There is no way that this one passes the test for ‘most effective message’, but it’s fun. To Frege in 1880:

The principle that the extensions of concepts F and G are equal iff F and G are coextensive, is inconsistent. For let Fx be the concept ‘x is the extension of a concept under which x does not fall’. Then if y is the extension of F, from either Fy or its negation a contradiction follows. Do not try to rest the foundations of mathematics on this principle.

Kaila Draper
1 year ago

Don’t confuse language and reality. Recognize that words rarely have precise meanings. If you are doing metaphysics, make sure you understand evidential reasoning really well. (Vague appeals to simplicity, best explanation, theoretical usefulness, etc. are inadequate.) Don’t assume that every sensible person shares your intuitions.

Last edited 1 year ago by Kaila Draper
Ehsan Manzoor
1 year ago

Firstly..would like Rene Descartes, to explain,’I think,therefore I’m’ a bit more explcitly..& more of a common sense perspective..
secondly..would like Bishop Berekley,to explain, his point..that if no one is looking at a tree, how could,God be the cause of presence of that (or any) tree..

Siddharth Muthukrishnan
Siddharth Muthukrishnan
1 year ago

“The world is simple, strange, inhuman, vast, and intricate. Adapt your philosophizing accordingly. Simple: the world follows simple, often mathematical, rules; look for them. Strange: the concepts needed to comprehend the world differ greatly from common sense; distrust your intuitions. Inhuman: the world doesn’t center humans at all; be skeptical of theories that do. Vast: No matter how big you think the world is, it’s larger; look farther. Intricate: the world exhibits remarkable detail at every scale; build instruments that increase observational resolution.”

David Wallace
Reply to  Siddharth Muthukrishnan
1 year ago

This is brilliant. (But who are you sending it to?)

Siddharth Muthukrishnan
Siddharth Muthukrishnan
Reply to  David Wallace
1 year ago

Thanks!

I confess I misread the question. I thought it asked: “Given the aim of improving philosophy’s progress, what brief message would you send to which past philosopher[s]?” So I thought it was asking for a generic message that would go to many philosophers in the past and answered accordingly.

John James
1 year ago

Ptolemy!
All things gravitate to the Center, but the residual affects of its constituents have a place indifferent of the immediate nous.
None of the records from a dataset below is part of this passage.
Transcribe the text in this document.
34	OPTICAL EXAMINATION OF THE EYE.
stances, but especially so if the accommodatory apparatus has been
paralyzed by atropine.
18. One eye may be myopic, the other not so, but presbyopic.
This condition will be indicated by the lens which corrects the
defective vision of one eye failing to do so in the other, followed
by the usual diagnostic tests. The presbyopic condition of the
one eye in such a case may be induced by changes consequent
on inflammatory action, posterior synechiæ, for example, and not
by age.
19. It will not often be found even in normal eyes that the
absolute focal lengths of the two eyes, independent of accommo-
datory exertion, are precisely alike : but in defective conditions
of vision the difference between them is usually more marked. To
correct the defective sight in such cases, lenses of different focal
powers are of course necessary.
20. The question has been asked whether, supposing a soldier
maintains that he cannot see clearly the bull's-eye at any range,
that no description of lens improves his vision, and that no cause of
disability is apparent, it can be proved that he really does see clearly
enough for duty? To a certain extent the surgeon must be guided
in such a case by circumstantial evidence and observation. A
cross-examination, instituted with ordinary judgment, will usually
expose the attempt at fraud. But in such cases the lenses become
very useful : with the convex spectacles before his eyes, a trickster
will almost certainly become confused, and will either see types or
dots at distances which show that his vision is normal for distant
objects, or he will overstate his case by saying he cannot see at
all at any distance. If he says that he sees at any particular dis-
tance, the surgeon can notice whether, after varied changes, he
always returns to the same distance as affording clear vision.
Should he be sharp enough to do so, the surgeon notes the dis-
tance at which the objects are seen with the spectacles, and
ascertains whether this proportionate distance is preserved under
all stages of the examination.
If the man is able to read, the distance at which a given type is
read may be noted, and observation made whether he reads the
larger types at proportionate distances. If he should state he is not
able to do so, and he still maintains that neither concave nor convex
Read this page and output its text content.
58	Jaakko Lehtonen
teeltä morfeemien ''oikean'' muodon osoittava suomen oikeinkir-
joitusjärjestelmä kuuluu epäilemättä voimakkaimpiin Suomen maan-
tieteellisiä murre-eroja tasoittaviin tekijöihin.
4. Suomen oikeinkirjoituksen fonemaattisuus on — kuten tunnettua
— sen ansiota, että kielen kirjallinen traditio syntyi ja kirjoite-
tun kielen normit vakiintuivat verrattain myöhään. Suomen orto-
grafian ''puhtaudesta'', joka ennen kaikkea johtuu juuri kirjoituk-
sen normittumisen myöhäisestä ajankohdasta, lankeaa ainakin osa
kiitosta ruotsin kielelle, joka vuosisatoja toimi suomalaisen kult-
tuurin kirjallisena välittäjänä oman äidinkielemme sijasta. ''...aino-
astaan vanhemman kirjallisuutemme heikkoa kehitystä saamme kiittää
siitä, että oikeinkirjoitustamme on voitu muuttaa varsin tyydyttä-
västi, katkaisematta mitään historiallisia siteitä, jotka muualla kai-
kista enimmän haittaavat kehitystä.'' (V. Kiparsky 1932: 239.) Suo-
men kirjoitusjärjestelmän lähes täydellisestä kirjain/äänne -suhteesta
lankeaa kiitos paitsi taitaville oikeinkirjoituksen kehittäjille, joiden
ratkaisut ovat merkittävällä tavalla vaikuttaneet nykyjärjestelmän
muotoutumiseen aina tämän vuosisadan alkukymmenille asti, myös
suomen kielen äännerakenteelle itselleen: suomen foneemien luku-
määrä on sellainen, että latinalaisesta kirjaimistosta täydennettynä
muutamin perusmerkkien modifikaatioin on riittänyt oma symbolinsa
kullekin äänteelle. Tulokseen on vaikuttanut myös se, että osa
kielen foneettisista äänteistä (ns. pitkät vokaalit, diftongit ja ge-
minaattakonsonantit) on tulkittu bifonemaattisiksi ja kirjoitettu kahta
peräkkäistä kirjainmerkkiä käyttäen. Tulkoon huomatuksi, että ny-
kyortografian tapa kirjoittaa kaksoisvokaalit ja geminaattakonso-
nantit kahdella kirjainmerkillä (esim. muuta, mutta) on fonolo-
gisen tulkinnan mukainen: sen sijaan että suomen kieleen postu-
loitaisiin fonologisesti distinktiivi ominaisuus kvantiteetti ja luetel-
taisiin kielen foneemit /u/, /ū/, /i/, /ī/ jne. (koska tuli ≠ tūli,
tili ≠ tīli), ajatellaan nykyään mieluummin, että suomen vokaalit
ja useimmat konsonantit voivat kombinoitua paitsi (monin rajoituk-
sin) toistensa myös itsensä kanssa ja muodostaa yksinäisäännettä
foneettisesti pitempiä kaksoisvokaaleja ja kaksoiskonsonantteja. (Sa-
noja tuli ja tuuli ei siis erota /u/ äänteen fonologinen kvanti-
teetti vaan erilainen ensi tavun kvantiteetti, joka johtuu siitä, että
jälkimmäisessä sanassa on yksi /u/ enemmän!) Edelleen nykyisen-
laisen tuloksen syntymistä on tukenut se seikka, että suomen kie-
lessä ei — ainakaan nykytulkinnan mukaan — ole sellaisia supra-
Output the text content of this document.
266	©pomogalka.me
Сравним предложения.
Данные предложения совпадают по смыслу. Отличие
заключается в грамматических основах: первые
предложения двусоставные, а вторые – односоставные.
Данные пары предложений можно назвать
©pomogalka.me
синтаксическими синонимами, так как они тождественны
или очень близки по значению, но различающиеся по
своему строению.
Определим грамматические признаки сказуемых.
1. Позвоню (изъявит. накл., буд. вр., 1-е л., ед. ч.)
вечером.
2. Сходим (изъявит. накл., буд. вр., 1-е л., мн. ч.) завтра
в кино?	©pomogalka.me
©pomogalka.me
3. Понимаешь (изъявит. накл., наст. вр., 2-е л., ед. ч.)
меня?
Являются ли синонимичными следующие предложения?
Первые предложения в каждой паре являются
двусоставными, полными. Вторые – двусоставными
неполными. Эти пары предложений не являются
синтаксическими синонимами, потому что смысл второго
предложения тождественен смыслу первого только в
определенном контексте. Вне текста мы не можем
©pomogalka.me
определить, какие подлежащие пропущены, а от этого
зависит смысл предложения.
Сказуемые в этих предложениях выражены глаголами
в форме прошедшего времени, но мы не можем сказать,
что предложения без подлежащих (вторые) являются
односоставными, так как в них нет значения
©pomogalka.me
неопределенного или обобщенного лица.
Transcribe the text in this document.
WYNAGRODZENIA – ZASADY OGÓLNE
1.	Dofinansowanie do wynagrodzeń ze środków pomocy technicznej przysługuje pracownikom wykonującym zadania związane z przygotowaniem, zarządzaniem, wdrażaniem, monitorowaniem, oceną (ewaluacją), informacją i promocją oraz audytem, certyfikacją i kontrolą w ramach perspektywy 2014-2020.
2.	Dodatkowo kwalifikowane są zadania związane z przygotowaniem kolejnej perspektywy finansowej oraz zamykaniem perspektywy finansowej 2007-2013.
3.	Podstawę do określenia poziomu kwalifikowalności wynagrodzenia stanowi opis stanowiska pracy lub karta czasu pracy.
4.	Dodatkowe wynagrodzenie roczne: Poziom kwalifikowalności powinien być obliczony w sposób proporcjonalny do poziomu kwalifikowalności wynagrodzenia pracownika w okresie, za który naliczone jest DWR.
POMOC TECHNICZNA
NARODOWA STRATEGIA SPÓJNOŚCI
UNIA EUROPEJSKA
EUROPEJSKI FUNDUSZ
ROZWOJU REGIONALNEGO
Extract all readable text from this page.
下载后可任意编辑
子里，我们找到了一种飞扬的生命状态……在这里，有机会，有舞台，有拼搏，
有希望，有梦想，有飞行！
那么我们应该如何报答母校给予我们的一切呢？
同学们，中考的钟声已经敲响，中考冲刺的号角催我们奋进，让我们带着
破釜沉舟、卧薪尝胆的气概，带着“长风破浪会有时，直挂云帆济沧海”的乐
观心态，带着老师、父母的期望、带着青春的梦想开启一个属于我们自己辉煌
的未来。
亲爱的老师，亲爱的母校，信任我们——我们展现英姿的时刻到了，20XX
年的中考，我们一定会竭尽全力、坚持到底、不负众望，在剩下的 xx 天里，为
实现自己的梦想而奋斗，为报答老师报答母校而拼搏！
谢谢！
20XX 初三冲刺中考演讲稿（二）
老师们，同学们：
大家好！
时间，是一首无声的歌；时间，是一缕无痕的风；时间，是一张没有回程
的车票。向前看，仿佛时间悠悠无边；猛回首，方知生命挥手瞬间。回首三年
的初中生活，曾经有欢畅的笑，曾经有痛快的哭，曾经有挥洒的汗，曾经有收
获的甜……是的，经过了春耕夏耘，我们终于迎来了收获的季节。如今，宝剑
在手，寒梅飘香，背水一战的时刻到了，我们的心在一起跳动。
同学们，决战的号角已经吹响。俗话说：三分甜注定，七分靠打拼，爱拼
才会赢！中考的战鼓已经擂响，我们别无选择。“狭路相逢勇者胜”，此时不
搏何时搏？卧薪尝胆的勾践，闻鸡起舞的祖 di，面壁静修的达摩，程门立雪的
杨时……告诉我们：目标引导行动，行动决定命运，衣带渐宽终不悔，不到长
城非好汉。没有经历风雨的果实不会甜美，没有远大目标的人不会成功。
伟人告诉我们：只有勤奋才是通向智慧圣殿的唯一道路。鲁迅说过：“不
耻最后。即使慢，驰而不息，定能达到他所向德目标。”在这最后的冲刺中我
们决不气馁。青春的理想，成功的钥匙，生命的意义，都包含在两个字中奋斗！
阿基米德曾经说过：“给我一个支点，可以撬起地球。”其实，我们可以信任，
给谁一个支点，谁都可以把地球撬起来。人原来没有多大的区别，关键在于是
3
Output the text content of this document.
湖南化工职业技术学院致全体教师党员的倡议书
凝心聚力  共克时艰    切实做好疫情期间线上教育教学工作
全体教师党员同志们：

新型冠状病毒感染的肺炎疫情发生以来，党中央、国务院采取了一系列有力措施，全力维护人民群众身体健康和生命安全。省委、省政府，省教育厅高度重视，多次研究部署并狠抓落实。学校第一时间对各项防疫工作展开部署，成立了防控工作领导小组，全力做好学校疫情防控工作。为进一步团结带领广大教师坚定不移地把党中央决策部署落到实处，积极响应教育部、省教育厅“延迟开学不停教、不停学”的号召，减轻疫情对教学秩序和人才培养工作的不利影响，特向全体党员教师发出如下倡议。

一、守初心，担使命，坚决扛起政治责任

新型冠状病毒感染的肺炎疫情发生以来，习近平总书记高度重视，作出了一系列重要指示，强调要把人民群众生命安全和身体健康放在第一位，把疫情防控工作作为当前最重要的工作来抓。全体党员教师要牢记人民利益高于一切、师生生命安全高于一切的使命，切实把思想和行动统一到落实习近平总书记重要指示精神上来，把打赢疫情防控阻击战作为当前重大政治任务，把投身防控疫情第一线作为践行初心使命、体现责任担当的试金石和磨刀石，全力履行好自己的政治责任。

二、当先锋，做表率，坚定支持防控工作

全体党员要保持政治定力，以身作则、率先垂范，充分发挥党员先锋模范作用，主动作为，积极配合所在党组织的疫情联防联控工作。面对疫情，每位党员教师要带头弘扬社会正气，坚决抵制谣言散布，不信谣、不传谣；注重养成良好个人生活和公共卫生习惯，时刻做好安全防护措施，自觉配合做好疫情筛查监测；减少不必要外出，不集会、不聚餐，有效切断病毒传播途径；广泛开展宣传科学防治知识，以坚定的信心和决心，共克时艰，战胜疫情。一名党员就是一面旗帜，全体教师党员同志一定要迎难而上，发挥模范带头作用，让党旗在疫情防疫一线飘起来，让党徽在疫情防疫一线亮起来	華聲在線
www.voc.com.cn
Apply the heat of the Sun until it cools and course the collapsing zone as the Center of all things in the going.

Rosanna Festa
1 year ago

Physics and Philosophy are correlated
Take Alexander Bell and Pierre and Marie Curie. Their work are physical but the concept philosophical and Positivist. As philosophy of Science asks from the times.

Nicola DiSvevia
Nicola DiSvevia
11 months ago

Given Plato’s significance to (Western) philosophy, and given our newfound ability to send him a message, we need to take into consideration that he kept philosophising only because he had received our encouraging message – though he never mentioned that fact:

“We have much better science, but we haven’t made that much progress with substantial philosophical questions – and we’re not really any smarter than you are. It so happens, however, that your work has informed and inspired many subsequent philosophers. Without you that might never have happened; indeed, it may even be that philosophy as a whole might have remained severely stunted. So just keep going!